Le premier mouvement esquisse les contours de la personnalité de Lemminkäinen, son goût immodéré des femmes et la puissance de sa passion : arrivé sur l’île de Saari à l’issue d’un douloureux périple, le guerrier s’y repose enfin, séduisant veuves et jeunes filles en courant d’amour en amour. À la manière d’un allegro de sonate, la pièce est construite sur deux thèmes contrastants : une mélodie d’un grand lyrisme portée en alternance par le hautbois solo et le quatuor de cors, qui traduit le caractère passionné du personnage, alterne avec un ensemble de ritournelles rapides et dansantes, d’essence populaire – traversées de couleurs modales, harmonisées sur pédales, elles évoquent les fêtes villageoises dans lesquelles se perd le personnage. 

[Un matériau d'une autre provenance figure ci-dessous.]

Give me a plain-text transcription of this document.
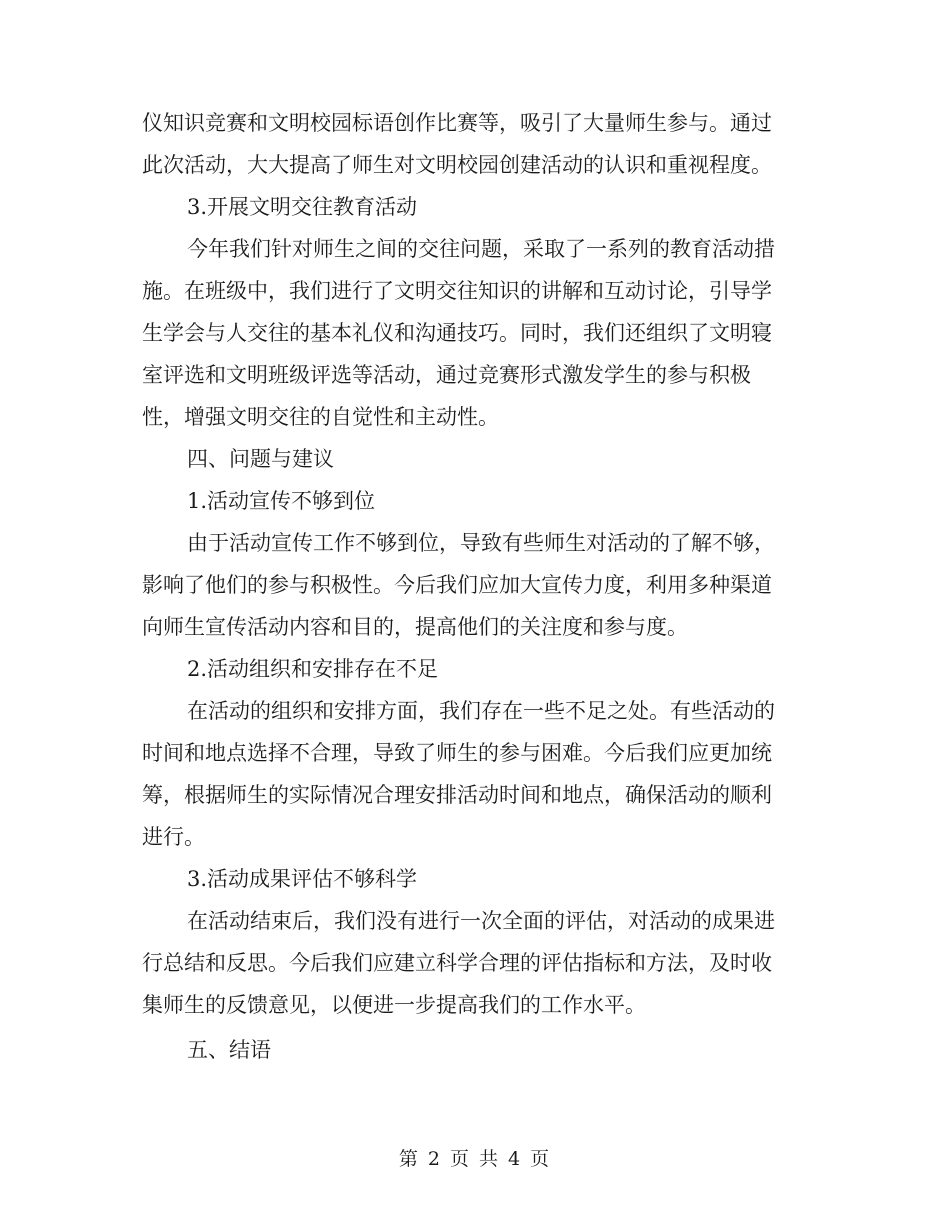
仪知识竞赛和文明校园标语创作比赛等，吸引了大量师生参与。通过
此次活动，大大提高了师生对文明校园创建活动的认识和重视程度。
3.开展文明交往教育活动
今年我们针对师生之间的交往问题，采取了一系列的教育活动措
施。在班级中，我们进行了文明交往知识的讲解和互动讨论，引导学
生学会与人交往的基本礼仪和沟通技巧。同时，我们还组织了文明寝
室评选和文明班级评选等活动，通过竞赛形式激发学生的参与积极
性，增强文明交往的自觉性和主动性。
四、问题与建议
1.活动宣传不够到位
由于活动宣传工作不够到位，导致有些师生对活动的了解不够，
影响了他们的参与积极性。今后我们应加大宣传力度，利用多种渠道
向师生宣传活动内容和目的，提高他们的关注度和参与度。
2.活动组织和安排存在不足
在活动的组织和安排方面，我们存在一些不足之处。有些活动的
时间和地点选择不合理，导致了师生的参与困难。今后我们应更加统
筹，根据师生的实际情况合理安排活动时间和地点，确保活动的顺利
进行。
3.活动成果评估不够科学
在活动结束后，我们没有进行一次全面的评估，对活动的成果进
行总结和反思。今后我们应建立科学合理的评估指标和方法，及时收
集师生的反馈意见，以便进一步提高我们的工作水平。
五、结语
第 2 页 共 4 页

Le deuxième mouvement (qui occupait la troisième place dans la suite jusqu’à la révision de 1954) est le plus célèbre de l’œuvre, et le plus radical sur le plan stylistique. Empreint d’un impressionnant statisme harmonique (dominé par la tonalité de la mineur), il dépeint l’immobilité du monde de la mort (Tuoni dans le Kalevala), bordé par fleuve Tuonela. Le nautonier de ces enfers nordiques, un grand cygne noir, glisse en chantant sur ses eaux agitées, incarné par un somptueux solo de cor anglais évoluant sur des nappes de cordes. Sibelius fractionne l’orchestre par des divisi audacieux (dix-sept parties de cordes !), et utilise différents artifices d’orchestration (ostinatos de cordes en pizzicatos, crescendos avec sourdines, roulements de timbales pianissimo, trémolos) et d’harmonisation (mouvements chromatiques) pour créer une atmosphère frémissante particulièrement originale. Une cohésion presque organique s’en dégage, alors même que la pièce ne se coule dans aucun modèle formel identifiable mais procède plutôt par transformation lente de motifs interdépendants.

Dans le troisième mouvement, Lemminkäinen s’attaque au cygne de Tuonela mais échoue à le tuer, et, bientôt, les restes déchiquetés du héros flottent dans le fleuve infernal, jusqu’à ce que sa mère parvienne à les rassembler et lui redonner vie en faisant appel à la bienveillance du dieu Ukko. Sibelius traduit tout le drame de l’épisode par un mouvement haletant, polyphoniquement complexe par la superposition de couches sonores d’une grande variété rythmique. 

Si le troisième mouvement peut s’assimiler au traditionnel scherzo d’une symphonie romantique, le finale de la suite échappe à toute classification formelle. Mouvement perpétuel de doubles croches, il fonctionne selon un processus d’accumulation thématique singulièrement moderne, tendant vers un unique but final, le retour de la tonalité principale enfin stabilisée symbolisant le retour de Lemminkäinen sur ses terres natales à l’issue d’une folle chevauchée. 

– C. M.

* Carélianisme 
Dans les années 1890, les carélianistes rendaient un hommage particulier à la région de Carélie, alors en majeure partie aux mains des Russes, à l’est des frontières légales de la Finlande. Région essentiellement préservée de la modernité industrielle, elle était vue comme un espace conservant ses traditions les plus authentiques, notamment en matière de musique et de poésie, et avait été la source de la plupart des différents chants du Kalevala (publié en 1835).